Oxidation stability is one of the most important parameters of edible oils, including camelina oil, describing their quality and suitability for processing. Many methods for its assessment are used in food chemistry. Chemical measurements, like titration analysis, are used less frequently in laboratory and industrial practice, which is strictly related to the development of various instrumental techniques. Accelerated oxidation tests using, for example, passing air through oil in elevated temperature are also commonly used. Metrohm Rancimat (Europe) test and OSI—oxidative stability index (USA)—are commonly applied for analysis of edible oils [16, 17], however, they cannot always be successfully used to analyze cold-pressed oils, despite being useful in assessing refined oils.
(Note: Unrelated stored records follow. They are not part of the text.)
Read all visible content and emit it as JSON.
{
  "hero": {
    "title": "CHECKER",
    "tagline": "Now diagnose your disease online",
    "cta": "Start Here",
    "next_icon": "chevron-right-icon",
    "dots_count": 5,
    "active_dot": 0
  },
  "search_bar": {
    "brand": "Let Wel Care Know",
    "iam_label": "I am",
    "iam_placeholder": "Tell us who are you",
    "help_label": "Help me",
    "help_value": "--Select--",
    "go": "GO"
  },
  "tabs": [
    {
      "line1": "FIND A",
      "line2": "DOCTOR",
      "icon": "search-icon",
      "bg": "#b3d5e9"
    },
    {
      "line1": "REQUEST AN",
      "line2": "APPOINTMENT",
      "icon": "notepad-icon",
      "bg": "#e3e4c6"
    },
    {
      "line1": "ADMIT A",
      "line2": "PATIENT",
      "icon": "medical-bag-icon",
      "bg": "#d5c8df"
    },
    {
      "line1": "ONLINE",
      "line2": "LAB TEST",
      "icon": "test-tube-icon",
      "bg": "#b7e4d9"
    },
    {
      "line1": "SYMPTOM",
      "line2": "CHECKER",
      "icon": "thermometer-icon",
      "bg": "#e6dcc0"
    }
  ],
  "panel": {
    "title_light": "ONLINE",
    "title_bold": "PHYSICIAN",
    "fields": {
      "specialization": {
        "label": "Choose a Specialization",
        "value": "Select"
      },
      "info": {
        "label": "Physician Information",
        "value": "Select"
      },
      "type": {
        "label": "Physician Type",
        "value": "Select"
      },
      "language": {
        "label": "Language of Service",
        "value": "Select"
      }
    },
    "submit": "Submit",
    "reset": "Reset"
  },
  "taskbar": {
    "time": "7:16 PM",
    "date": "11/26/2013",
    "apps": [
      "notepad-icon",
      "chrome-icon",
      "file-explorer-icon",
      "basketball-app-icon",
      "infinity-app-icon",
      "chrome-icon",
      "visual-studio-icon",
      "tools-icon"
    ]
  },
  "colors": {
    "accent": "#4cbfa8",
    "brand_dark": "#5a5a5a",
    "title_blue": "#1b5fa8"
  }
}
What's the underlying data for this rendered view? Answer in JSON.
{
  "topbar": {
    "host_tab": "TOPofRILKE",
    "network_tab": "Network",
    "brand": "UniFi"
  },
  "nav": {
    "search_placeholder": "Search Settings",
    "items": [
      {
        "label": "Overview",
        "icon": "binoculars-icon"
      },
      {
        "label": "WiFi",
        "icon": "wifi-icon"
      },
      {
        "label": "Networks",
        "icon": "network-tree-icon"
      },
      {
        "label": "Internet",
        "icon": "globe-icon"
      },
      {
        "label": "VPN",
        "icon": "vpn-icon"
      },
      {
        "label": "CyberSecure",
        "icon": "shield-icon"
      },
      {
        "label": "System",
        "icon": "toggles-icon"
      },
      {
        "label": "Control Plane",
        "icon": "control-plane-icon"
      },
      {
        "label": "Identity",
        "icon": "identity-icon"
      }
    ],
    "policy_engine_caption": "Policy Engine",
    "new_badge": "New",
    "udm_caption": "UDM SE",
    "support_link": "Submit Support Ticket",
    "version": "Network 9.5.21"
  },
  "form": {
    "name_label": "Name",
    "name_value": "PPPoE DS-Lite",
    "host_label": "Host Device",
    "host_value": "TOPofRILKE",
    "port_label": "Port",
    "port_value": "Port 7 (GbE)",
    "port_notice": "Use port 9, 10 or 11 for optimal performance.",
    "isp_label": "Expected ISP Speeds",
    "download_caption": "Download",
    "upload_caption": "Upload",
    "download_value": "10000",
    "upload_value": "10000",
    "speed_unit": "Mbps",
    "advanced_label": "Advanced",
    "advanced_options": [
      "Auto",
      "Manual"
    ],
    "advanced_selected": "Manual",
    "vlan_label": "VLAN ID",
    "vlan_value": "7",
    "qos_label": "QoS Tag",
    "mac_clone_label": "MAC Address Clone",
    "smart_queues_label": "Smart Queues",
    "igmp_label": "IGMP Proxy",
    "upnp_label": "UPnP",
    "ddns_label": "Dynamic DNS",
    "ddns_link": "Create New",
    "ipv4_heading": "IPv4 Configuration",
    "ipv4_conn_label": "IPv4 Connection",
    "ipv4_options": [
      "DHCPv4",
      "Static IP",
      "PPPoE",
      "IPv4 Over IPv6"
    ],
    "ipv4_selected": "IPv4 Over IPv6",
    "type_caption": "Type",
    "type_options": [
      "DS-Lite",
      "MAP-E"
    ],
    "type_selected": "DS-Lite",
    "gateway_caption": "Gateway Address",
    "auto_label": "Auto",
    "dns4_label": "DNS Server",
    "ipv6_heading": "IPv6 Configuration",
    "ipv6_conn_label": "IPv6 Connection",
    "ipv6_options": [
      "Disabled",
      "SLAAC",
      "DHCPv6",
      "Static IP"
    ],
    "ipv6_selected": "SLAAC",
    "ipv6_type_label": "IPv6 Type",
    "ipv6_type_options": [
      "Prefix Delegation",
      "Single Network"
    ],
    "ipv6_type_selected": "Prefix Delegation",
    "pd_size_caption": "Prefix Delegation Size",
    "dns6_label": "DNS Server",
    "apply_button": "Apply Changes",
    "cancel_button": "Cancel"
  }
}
Studies on oil oxidation using the DSC technique, under both isothermal (constant operating temperature) and dynamic conditions (linear temperature growth), have been carried out so far [1720]. Nevertheless, studies were mostly conducted on refined oils [17, 20, 21]. Parameters of cold-pressed oils—relatively high non-glycerol content, very high influence of the raw material on final product quality and pressing parameters on the oil content—make the selection of the appropriate method and conditions of the analysis arduous and difficult. There have been very little studies on kinetic analysis of oxidation of cold-pressed oils in general. As far as we know, there are no studies on parameters of oxidation kinetics for cold-pressed camelina oil.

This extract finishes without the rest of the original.